May 5, 2016 - 09:18am PT
It was all those pebbles down in San Diego that kept the real crags free of vermin.
guyman

Social climber
Moorpark, CA.
May 5, 2016 - 09:56am PT
I was beginning to be part of something – something real and vital and absolutely necessary to the survival of the soul.

Roy.... very true. I was asked one time by one of the young dudes at SP "so this Stonemaster thing did you need to join like a club?" or something along those lines....

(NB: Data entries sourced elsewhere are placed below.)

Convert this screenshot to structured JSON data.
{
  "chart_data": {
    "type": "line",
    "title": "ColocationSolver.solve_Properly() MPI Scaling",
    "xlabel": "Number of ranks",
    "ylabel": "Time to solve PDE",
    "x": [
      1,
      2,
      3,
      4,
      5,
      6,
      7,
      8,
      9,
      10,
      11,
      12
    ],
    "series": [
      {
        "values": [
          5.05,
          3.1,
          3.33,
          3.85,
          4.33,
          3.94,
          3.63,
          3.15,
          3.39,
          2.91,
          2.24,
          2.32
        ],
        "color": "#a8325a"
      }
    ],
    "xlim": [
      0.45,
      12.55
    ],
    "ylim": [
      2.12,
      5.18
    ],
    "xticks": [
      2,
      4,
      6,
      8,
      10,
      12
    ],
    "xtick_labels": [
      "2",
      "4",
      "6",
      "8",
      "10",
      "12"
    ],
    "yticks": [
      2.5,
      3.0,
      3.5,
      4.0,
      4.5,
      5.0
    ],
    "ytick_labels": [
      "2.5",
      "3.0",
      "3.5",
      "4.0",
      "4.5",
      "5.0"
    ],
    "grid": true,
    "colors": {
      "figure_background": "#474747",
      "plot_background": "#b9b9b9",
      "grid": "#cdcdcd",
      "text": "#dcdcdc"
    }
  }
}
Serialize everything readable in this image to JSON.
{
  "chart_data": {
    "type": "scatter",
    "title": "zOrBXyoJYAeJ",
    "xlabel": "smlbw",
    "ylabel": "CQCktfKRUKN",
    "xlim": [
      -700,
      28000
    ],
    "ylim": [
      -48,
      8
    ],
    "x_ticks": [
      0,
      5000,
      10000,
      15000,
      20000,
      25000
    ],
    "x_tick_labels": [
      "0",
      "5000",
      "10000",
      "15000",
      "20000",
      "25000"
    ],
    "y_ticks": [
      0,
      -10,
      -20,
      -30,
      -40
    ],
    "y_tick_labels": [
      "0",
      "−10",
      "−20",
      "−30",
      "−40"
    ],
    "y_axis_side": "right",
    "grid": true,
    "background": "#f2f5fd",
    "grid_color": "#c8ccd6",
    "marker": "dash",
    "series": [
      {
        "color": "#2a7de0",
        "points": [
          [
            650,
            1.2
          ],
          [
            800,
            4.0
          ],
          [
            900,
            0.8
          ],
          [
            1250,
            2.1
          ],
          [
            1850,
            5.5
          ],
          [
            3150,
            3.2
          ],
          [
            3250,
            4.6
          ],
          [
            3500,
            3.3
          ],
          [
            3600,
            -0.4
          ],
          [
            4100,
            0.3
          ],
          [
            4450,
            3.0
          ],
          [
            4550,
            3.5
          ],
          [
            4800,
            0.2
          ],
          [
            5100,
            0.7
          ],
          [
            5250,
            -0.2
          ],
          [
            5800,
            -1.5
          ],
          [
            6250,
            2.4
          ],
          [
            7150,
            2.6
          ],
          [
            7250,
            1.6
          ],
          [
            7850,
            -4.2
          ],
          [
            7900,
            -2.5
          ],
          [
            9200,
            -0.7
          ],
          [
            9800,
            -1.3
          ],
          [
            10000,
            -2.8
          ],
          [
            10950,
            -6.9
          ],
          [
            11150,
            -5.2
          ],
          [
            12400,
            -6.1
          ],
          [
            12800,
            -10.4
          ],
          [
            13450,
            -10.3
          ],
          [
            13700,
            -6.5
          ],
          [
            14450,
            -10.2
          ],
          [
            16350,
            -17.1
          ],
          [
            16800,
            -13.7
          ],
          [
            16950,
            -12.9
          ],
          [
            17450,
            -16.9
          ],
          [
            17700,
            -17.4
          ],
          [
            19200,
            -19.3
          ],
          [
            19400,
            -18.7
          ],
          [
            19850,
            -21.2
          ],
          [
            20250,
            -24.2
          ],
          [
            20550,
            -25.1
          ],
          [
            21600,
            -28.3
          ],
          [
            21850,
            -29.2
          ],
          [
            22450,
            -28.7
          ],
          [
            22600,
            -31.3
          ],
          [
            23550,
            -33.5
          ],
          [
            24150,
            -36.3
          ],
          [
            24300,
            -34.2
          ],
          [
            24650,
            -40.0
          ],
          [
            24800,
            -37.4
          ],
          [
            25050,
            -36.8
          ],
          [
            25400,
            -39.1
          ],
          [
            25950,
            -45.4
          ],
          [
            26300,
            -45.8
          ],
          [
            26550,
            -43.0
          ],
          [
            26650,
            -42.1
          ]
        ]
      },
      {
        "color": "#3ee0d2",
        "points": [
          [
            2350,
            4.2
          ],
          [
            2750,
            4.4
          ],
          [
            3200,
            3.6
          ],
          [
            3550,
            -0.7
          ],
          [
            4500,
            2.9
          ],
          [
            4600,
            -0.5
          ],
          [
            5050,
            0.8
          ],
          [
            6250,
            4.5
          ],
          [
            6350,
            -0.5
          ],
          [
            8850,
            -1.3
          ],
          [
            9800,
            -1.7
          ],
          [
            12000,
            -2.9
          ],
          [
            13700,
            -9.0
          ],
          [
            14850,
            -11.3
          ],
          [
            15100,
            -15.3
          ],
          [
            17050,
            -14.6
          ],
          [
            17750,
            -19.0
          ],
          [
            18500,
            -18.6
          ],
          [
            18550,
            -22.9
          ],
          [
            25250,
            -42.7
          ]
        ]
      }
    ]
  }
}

My reply.... we didn't start out thinking we were special in anyway, we were just very young and we were having a blast with this rockclimbing thing. If you were luckey enuf to have lived in those times and you had something to offer, you became part of the group, and the group swallowed you up.


I reall love that shot of DE on swept away... really shows the whole "I made it to this good hold, now WTF do I do with it? "


Keep it up Roy, your making my day.


StahlBro

Trad climber
San Diego, CA
May 5, 2016 - 10:45am PT
Tagging along to watch Bachar lead the Beav.

L.A. Woman

Social climber
Pasadena, CA
May 5, 2016 - 12:15pm PT
Great story Roy. Keep it up, you're making my week. It was great fun being part of the group...it's amazing how new memories keep popping up. I heard that Ho Man! a few times climbing up Suicide as JL was below me looking up ; )
Craig Fry

Trad climber
So Cal.
May 5, 2016 - 04:01pm PT
For one thing for sure
We need LA Women on every page

But it could be Marge, she has blond curly hair
Name that Crag?
Craig Fry

Trad climber
So Cal.
May 5, 2016 - 04:06pm PT
Of course our Sheep Buggerer crew were all Geniuses in one realm or another
some in numerous exploits all at one time
That's what brought us together

Have you seen the sewing stitches on the latest Fish Gear. Very impressive!!

Booges, mathematician
swellyman, packaged goody management
DE, Advanced County Bird Watching authority
Moonie, scientist, tele skier, still fuzzy (according to unnamed sources)
Tar, writer, runner's wife
Mims, artist
The Fist, artist
Manx, vacuum salesman
Driver, Billionaire
Loads, Real Estate Mogul
Schumtzfink, hedge fund manager at Goldman Sachs
Mo, retired

I could go on..
but will have to do alittle more research

Craig Fry

Trad climber
So Cal.
May 5, 2016 - 04:48pm PT
E, genius in developing a lifestyle so he can climb almost all he wants at the highest level for 40 years and into the future
Craig Fry

Trad climber
So Cal.
May 5, 2016 - 04:52pm PT
This photo seems to pop every time you Google Sheep Buggerer
Part of the Russ collection

hopefully Russ can tell us more
She is wearing EBs, but they look like 3 sizes too big!